How to Choose a Model
When to use analytical equations, GIS workflows, statistical learning, or simulation
Before You Start
You should know
That models are simplified representations of geographic systems, and that different chapters in the book use different kinds of simplification.
You will learn
How to choose between analytical equations, GIS/spatial-analysis workflows, statistical or machine-learning models, and simulation approaches.
Why this matters
Many modelling mistakes happen before any code runs: the model family does not match the question.
If this gets hard, focus on…
The central question: are you trying to explain a mechanism, estimate a relationship, transform spatial data, or simulate a process through time?
A forest fire, a trade corridor, a river basin, and a housing market can all be “modelled,” but not always with the same kind of model.
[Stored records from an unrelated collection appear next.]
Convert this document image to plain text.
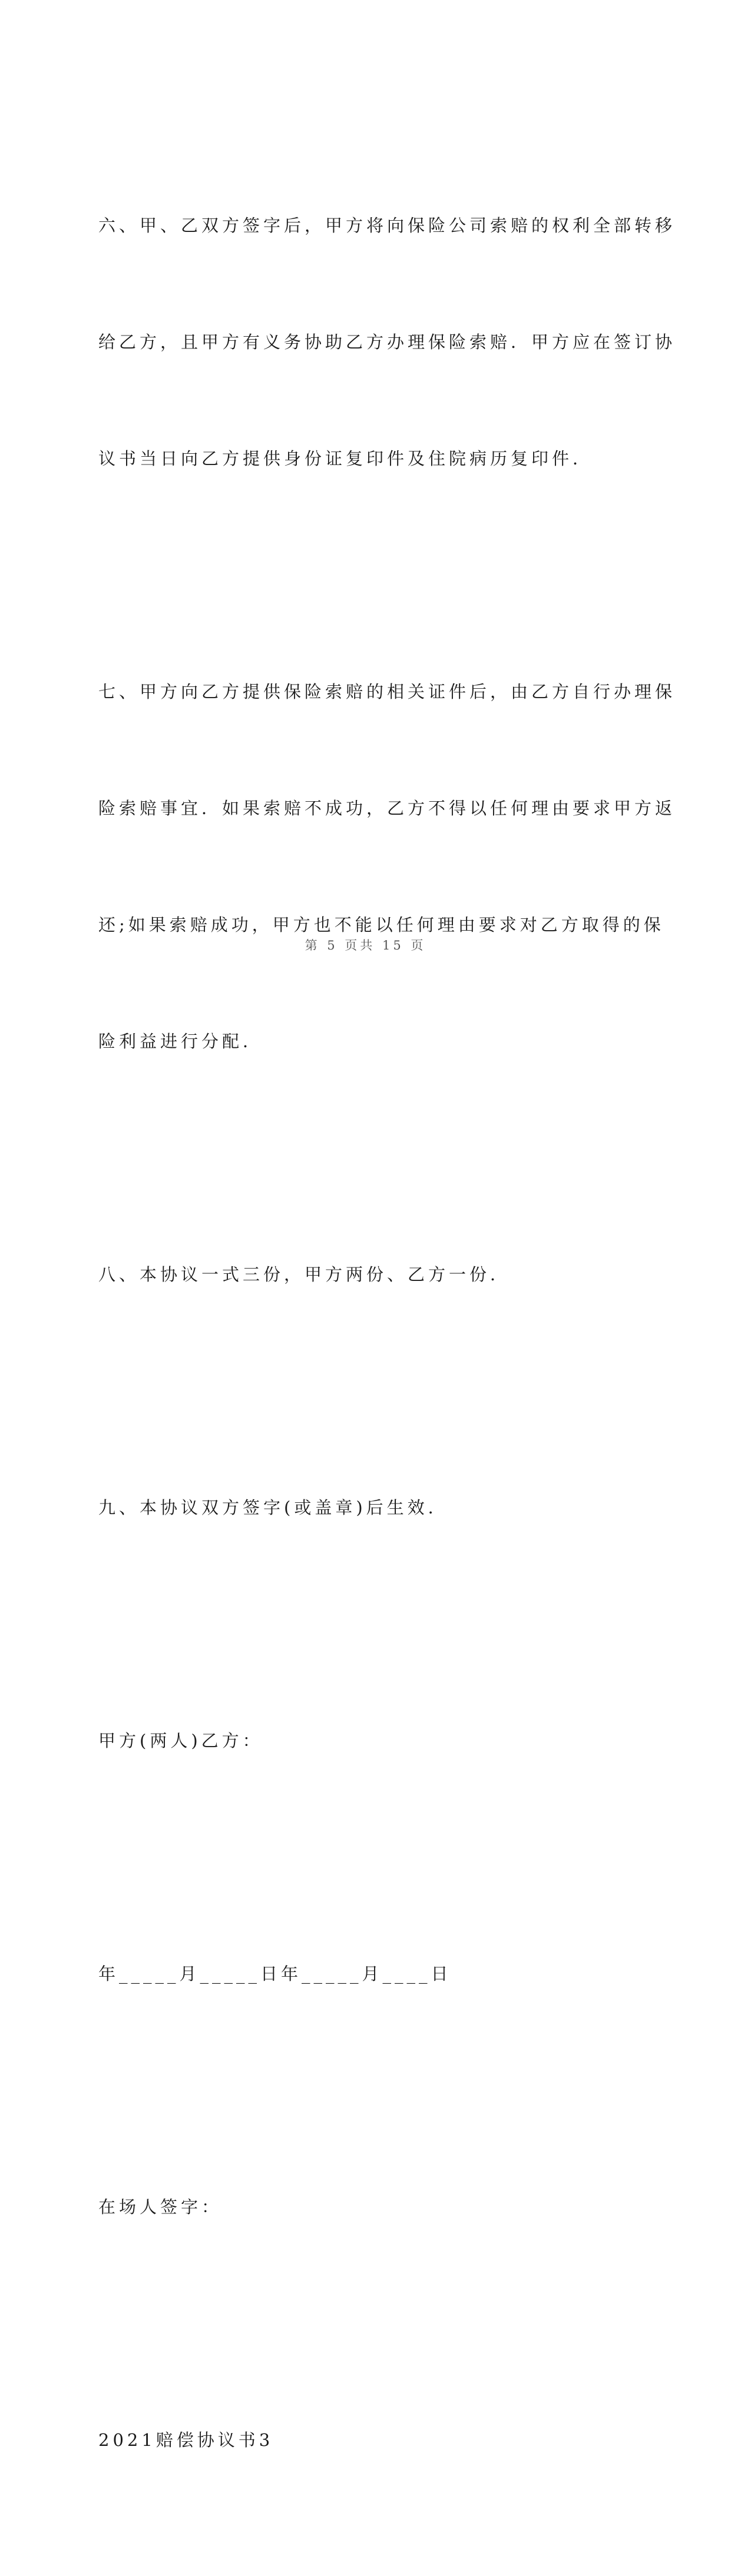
六、甲、乙双方签字后，甲方将向保险公司索赔的权利全部转移

给乙方，且甲方有义务协助乙方办理保险索赔．甲方应在签订协

议书当日向乙方提供身份证复印件及住院病历复印件．

七、甲方向乙方提供保险索赔的相关证件后，由乙方自行办理保

险索赔事宜．如果索赔不成功，乙方不得以任何理由要求甲方返

还;如果索赔成功，甲方也不能以任何理由要求对乙方取得的保

险利益进行分配．

八、本协议一式三份，甲方两份、乙方一份．

九、本协议双方签字(或盖章)后生效．

甲方(两人)乙方：

年_____月_____日年_____月____日

在场人签字：

2021赔偿协议书3

第 5 页共 15 页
Some questions want a short equation that makes the governing relationship visible. Others want a GIS workflow that transforms geometry into a useful answer. Others need a statistical model because the relationship is learned from data rather than specified from physics. Others still need simulation because the outcome depends on many interacting steps unfolding through time. The hard part is not just building a model. It is choosing the right kind of model before you begin.
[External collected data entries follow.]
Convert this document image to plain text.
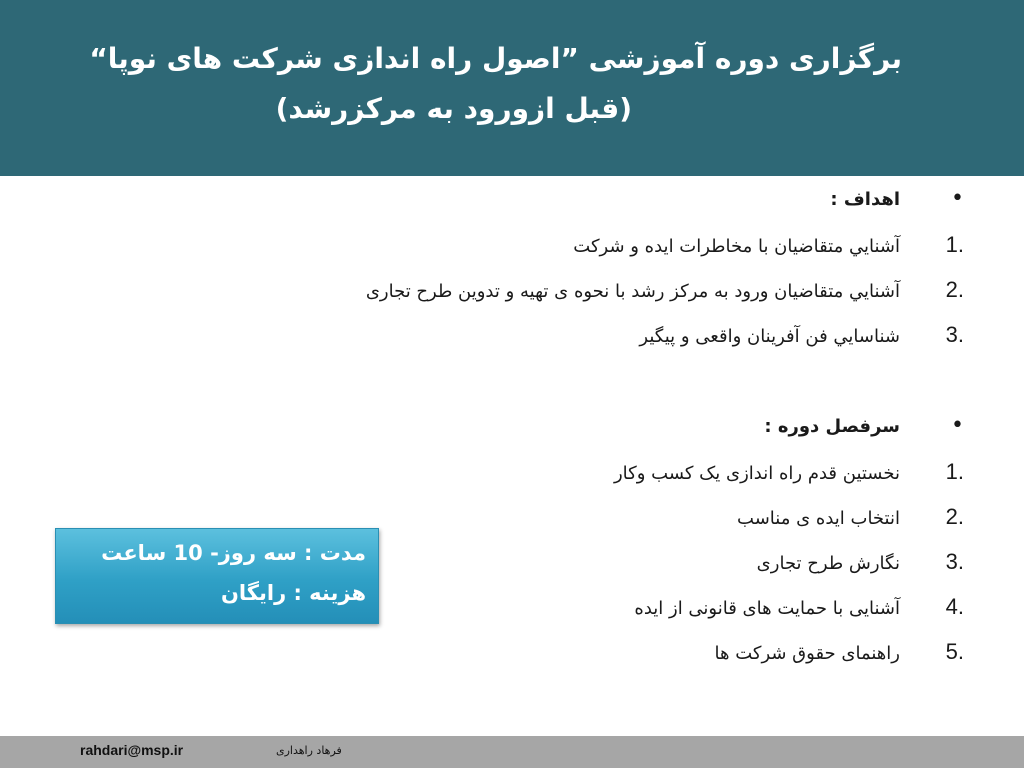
برگزاری دوره آموزشی ”اصول راه اندازی شرکت های نوپا“
(قبل ازورود به مرکزرشد)
•اهداف :
1.آشنايي متقاضيان با مخاطرات ايده و شرکت
2.آشنايي متقاضيان ورود به مرکز رشد با نحوه ی تهیه و تدوین طرح تجاری
3.شناسايي فن آفرينان واقعی و پیگیر
•سرفصل دوره :
1.نخستین قدم راه اندازی یک کسب وکار
2.انتخاب ایده ی مناسب
3.نگارش طرح تجاری
4.آشنایی با حمایت های قانونی از ایده
5.راهنمای حقوق شرکت ها
مدت : سه روز- 10 ساعت
هزینه : رایگان
rahdari@msp.ir	فرهاد راهداری
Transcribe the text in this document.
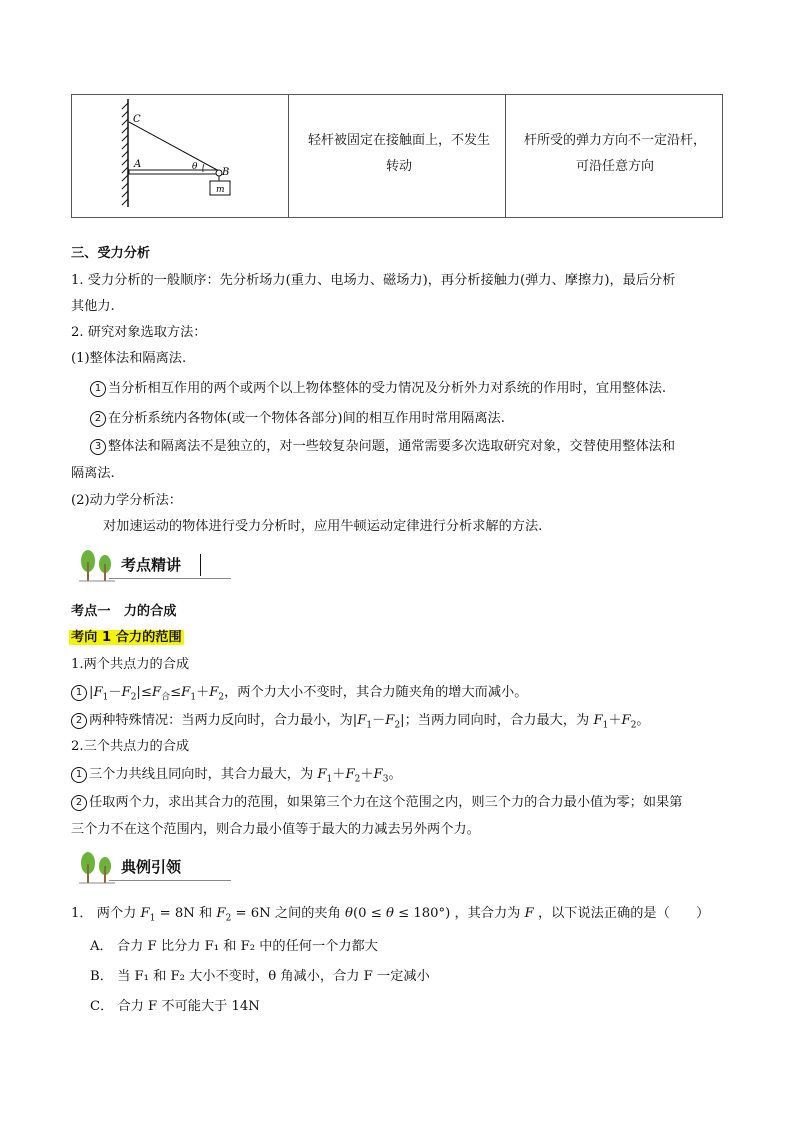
C
A
B
θ
m
轻杆被固定在接触面上，不发生
转动
杆所受的弹力方向不一定沿杆，
可沿任意方向
三、受力分析
1. 受力分析的一般顺序：先分析场力(重力、电场力、磁场力)，再分析接触力(弹力、摩擦力)，最后分析
其他力.
2. 研究对象选取方法：
(1)整体法和隔离法.
1 当分析相互作用的两个或两个以上物体整体的受力情况及分析外力对系统的作用时，宜用整体法.
2 在分析系统内各物体(或一个物体各部分)间的相互作用时常用隔离法.
3 整体法和隔离法不是独立的，对一些较复杂问题，通常需要多次选取研究对象，交替使用整体法和
隔离法.
(2)动力学分析法：
对加速运动的物体进行受力分析时，应用牛顿运动定律进行分析求解的方法.
考点精讲
考点一　力的合成
考向 1 合力的范围
1.两个共点力的合成
1 $|F_1-F_2|\le F_合\le F_1+F_2$，两个力大小不变时，其合力随夹角的增大而减小。
2 两种特殊情况：当两力反向时，合力最小，为$|F_1-F_2|$；当两力同向时，合力最大，为 $F_1+F_2$。
2.三个共点力的合成
1 三个力共线且同向时，其合力最大，为 $F_1+F_2+F_3$。
2 任取两个力，求出其合力的范围，如果第三个力在这个范围之内，则三个力的合力最小值为零；如果第
三个力不在这个范围内，则合力最小值等于最大的力减去另外两个力。
典例引领
1． 两个力 $F_1 = 8N$ 和 $F_2 = 6N$ 之间的夹角 θ(0 ≤ θ ≤ 180°) ，其合力为 F ，以下说法正确的是（　　）
A． 合力 F 比分力 F₁ 和 F₂ 中的任何一个力都大
B． 当 F₁ 和 F₂ 大小不变时，θ 角减小，合力 F 一定减小
C． 合力 F 不可能大于 14N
This chapter gives the book a shared model-choice language. The goal is not to enforce one rigid taxonomy. The goal is to help readers make a better first decision and to understand the tradeoffs that come with each family.
1. The Question
How do we know what kind of model to build?
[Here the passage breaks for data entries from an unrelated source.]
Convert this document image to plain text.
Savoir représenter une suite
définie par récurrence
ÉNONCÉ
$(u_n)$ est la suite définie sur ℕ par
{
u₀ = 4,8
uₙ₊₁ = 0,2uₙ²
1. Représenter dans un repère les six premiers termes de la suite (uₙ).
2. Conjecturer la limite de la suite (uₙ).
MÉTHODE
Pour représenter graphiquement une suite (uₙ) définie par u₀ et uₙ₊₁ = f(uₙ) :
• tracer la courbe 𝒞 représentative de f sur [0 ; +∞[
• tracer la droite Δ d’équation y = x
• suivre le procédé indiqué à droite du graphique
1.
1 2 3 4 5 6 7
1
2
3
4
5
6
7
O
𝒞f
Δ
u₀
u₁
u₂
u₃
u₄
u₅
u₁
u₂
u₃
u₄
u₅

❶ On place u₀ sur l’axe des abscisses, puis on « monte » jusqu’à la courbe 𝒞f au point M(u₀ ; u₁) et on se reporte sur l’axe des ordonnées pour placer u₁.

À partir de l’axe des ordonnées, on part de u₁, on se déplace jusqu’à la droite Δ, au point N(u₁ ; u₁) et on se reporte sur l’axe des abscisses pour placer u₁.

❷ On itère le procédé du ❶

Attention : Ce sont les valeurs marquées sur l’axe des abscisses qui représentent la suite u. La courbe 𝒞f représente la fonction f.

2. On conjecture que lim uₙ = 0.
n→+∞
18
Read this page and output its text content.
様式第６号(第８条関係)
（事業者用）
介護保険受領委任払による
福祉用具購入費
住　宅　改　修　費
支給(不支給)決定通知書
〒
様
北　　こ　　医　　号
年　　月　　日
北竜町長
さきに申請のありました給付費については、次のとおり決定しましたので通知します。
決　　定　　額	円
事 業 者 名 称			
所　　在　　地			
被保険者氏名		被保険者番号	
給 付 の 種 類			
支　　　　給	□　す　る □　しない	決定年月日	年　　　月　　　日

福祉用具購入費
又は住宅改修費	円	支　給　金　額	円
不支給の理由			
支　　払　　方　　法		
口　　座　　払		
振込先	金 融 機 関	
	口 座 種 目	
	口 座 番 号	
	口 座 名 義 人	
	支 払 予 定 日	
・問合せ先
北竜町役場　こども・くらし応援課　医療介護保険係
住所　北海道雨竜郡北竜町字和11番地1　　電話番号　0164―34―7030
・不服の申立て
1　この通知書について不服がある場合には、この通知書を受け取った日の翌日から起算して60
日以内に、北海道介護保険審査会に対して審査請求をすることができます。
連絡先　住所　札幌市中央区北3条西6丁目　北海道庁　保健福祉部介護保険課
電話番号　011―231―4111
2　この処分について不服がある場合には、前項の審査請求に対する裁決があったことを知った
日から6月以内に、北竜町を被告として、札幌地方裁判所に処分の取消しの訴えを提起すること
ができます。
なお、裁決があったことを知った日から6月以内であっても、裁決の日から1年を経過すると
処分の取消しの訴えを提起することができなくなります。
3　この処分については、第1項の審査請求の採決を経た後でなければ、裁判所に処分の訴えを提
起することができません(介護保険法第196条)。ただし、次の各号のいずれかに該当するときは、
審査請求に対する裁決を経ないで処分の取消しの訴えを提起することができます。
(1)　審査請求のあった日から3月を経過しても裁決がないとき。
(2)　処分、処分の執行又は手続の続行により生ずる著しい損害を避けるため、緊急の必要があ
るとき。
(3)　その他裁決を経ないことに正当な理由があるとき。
A useful first pass is to ask four questions:
- Is the main goal explanation, prediction, spatial transformation, or scenario exploration?
- Do we know the mechanism well enough to write it down directly?
- Do we mainly have equations, observations, or geometry?
- Do interactions unfold step by step through time, or can they be summarized more simply?
Those questions usually push the problem toward one of four broad model families:
- analytical models
- GIS / spatial-analysis workflows
- statistical or machine-learning models
- simulation models
2. The Conceptual Model
Choose The Model Family By Matching The Question To The Type Of Structure You Need
The best first decision is rarely about software. It is about structure. Do you need a governing relationship, a spatial operation, a learned pattern, or an evolving process?
Use When Mechanism Is Clear
Best for rates, balances, geometry, and compact equations where the goal is to understand how the system works and how parameters control it.
Use When The Main Task Is Spatial Transformation
Best for overlays, buffers, joins, resampling, viewsheds, and other operations that convert spatial inputs into derived spatial outputs.
Use When The Relationship Must Be Learned From Data
Best for prediction, classification, interpolation, and pattern extraction when the mechanism is partly unknown or too complex to specify directly.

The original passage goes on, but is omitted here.